NAME
find-secret-leakage-in-git-diff.pl - find secrets leaking in a Git repository
VERSION
version 4.0.0
SYNOPSIS
find-secret-leakage-in-git-diff.pl [FILE]
DESCRIPTION
This script reads from a FILE or from STDIN the output of a git-diff command containing a patch and tries to detect secrets in the lines being added. It's intended to be invoked by the Git::Hooks::CheckDiff plugin, which feds it the output of either git-diff-index or git-diff-tree with the following options:
git diff* -p -U0 --no-color --diff-filter=AM --no-prefix
A "secret" is an API key, an authorization token, or a private key, which shouldn't be leaked by being saved in a versioned file. So, this script should be used in a pre-commit hook in order to alert the programmer when she does that.

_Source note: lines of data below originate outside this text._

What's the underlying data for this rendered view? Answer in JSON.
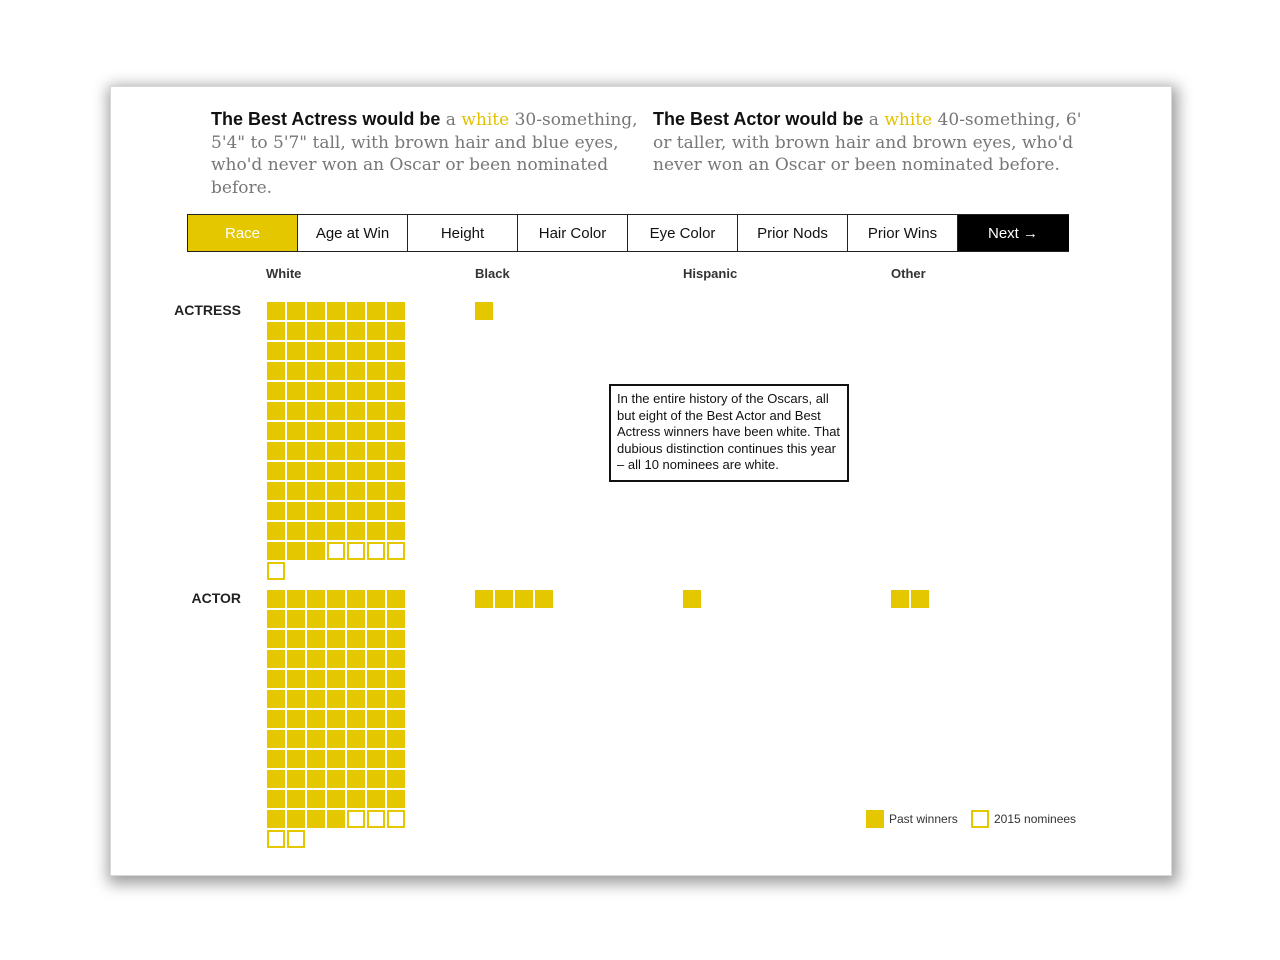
{
  "headlines": {
    "actress": {
      "lead": "The Best Actress would be",
      "pre": " a ",
      "accent": "white",
      "rest": " 30-something, 5'4\" to 5'7\" tall, with brown hair and blue eyes, who'd never won an Oscar or been nominated before."
    },
    "actor": {
      "lead": "The Best Actor would be",
      "pre": " a ",
      "accent": "white",
      "rest": " 40-something, 6' or taller, with brown hair and brown eyes, who'd never won an Oscar or been nominated before."
    }
  },
  "tabs": [
    {
      "label": "Race",
      "active": true
    },
    {
      "label": "Age at Win",
      "active": false
    },
    {
      "label": "Height",
      "active": false
    },
    {
      "label": "Hair Color",
      "active": false
    },
    {
      "label": "Eye Color",
      "active": false
    },
    {
      "label": "Prior Nods",
      "active": false
    },
    {
      "label": "Prior Wins",
      "active": false
    }
  ],
  "next_label": "Next →",
  "columns": [
    "White",
    "Black",
    "Hispanic",
    "Other"
  ],
  "rows": [
    "ACTRESS",
    "ACTOR"
  ],
  "annotation": "In the entire history of the Oscars, all but eight of the Best Actor and Best Actress winners have been white. That dubious distinction continues this year – all 10 nominees are white.",
  "legend": {
    "winners": "Past winners",
    "nominees": "2015 nominees"
  },
  "colors": {
    "accent": "#e5c700",
    "text": "#111111",
    "muted": "#777777"
  },
  "chart_data": {
    "type": "waffle",
    "title": "Race",
    "categories": [
      "White",
      "Black",
      "Hispanic",
      "Other"
    ],
    "series": [
      {
        "name": "Actress - Past winners",
        "values": [
          87,
          1,
          0,
          0
        ]
      },
      {
        "name": "Actress - 2015 nominees",
        "values": [
          5,
          0,
          0,
          0
        ]
      },
      {
        "name": "Actor - Past winners",
        "values": [
          81,
          4,
          1,
          2
        ]
      },
      {
        "name": "Actor - 2015 nominees",
        "values": [
          5,
          0,
          0,
          0
        ]
      }
    ],
    "columns_per_block": 7,
    "legend": [
      "Past winners",
      "2015 nominees"
    ],
    "annotation": "In the entire history of the Oscars, all but eight of the Best Actor and Best Actress winners have been white. That dubious distinction continues this year – all 10 nominees are white."
  }
}
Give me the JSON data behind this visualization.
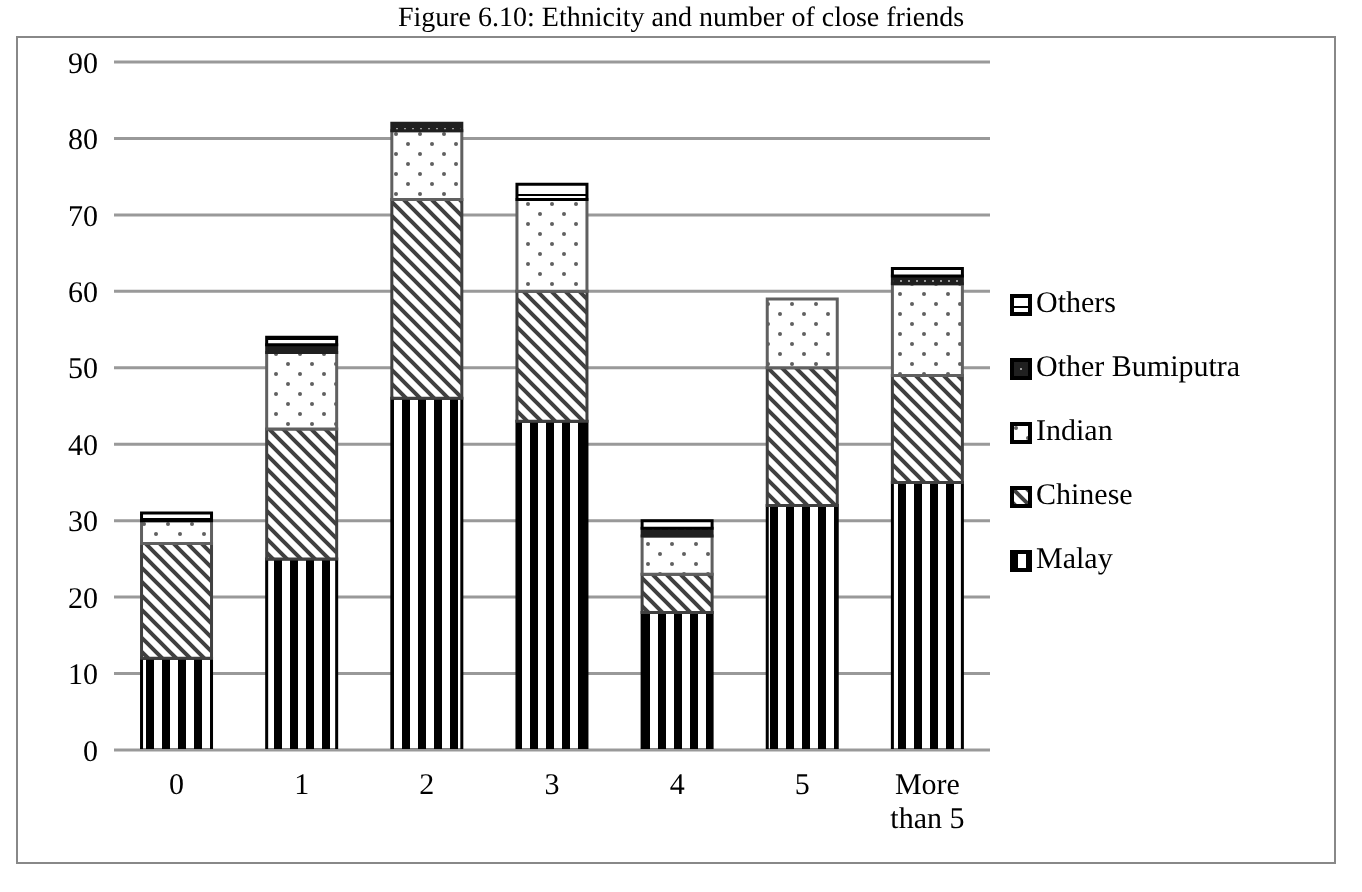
{
  "chart_data": {
    "type": "bar",
    "title": "Figure 6.10: Ethnicity and number of close friends",
    "stacked": true,
    "categories": [
      "0",
      "1",
      "2",
      "3",
      "4",
      "5",
      "More than 5"
    ],
    "series": [
      {
        "name": "Malay",
        "color": "#000000",
        "values": [
          12,
          25,
          46,
          43,
          18,
          32,
          35
        ]
      },
      {
        "name": "Chinese",
        "color": "#404040",
        "values": [
          15,
          17,
          26,
          17,
          5,
          18,
          14
        ]
      },
      {
        "name": "Indian",
        "color": "#606060",
        "values": [
          3,
          10,
          9,
          12,
          5,
          9,
          12
        ]
      },
      {
        "name": "Other Bumiputra",
        "color": "#202020",
        "values": [
          0,
          1,
          1,
          0,
          1,
          0,
          1
        ]
      },
      {
        "name": "Others",
        "color": "#000000",
        "values": [
          1,
          1,
          0,
          2,
          1,
          0,
          1
        ]
      }
    ],
    "ylim": [
      0,
      90
    ],
    "yticks": [
      0,
      10,
      20,
      30,
      40,
      50,
      60,
      70,
      80,
      90
    ],
    "grid": "y",
    "legend": "right"
  }
}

When it finds a secret in the git-diff output it outputs a line like this:
<path>:<lineno>: Secret Leakage: <secret type> '<secret>'
Meaning:
<path>
The path of the file adding the secret.
<lineno>
The line number in the file where the secret is being added.
<secret type>
The type of the secret found.
<secret>
The specific secret found.
Sometimes you need to have a pseudo-secret in a file. Perhaps it's a credential used only in your test environment or as an example. You can mark these secrets so that this script disregards them. If you can, add the following mark in the same line of your pseudo-secret, like this:
my $aws_access_key = 'AKIA1234567890ABCDEF'; ## not a secret leak
The mark is the string ## not a secret leak
. The two hashes are part of it!
Sometimes you can't put the mark in the same line. Lines beginning private keys, for example, do not have room for anything else. In these cases you can skip a whole block marking its beginning and end like this:
## not a secret leak begin
my $rsa_private_key = <<EOS;
-----BEGIN RSA PRIVATE KEY-----
izfrNTmQLnfsLzi2Wb9xPz2Qj9fQYGgeug3N2MkDuVHwpPcgkhHkJgCQuuvT+qZI
MbS2U6wTS24SZk5RunJIUkitRKeWWMS28SLGfkDs1bBYlSPa5smAd3/q1OePi4ae
<...>
8S86b6zEmkser+SDYgGketS2DZ4hB+vh2ujSXmS8Gkwrn+BfHMzkbtio8lWbGw0l
eM1tfdFZ6wMTLkxRhBkBK4JiMiUMvpERyPib6a2L6iXTfH+3RUDS6A==
-----END RSA PRIVATE KEY-----
EOS
## not a secret leak end
None of the lines inside the block will be denounced as leaks.
NAME
find-secret-leakage-in-git-diff.pl - Find secrets leakage in a Git diff
EXIT CODES
The script exits with the number of secrets found. So, it succeeds if no secret is found and fails if it finds at least one.
SEE ALSO
How Bad Can It Git? Characterizing Secret Leakage in Public GitHub Repositories
This blog post summarizes a paper by the same name which studies how secrets such as API keys, authorization tokens, and private keys are commonly leaked by being inadvertently pushed to GitHub directories. The study found that this much more common than one would think and tells which kind of secrets are most commonly leaked like that. Moreover, it shows specific regular expressions which can be used to detect such secrets in text. This is the main source of inspiration for this script.
AUTHOR
Gustavo L. de M. Chaves <gnustavo@cpan.org>
COPYRIGHT AND LICENSE
This software is copyright (c) 2024 by CPQD <www.cpqd.com.br>.
This is free software; you can redistribute it and/or modify it under the same terms as the Perl 5 programming language system itself.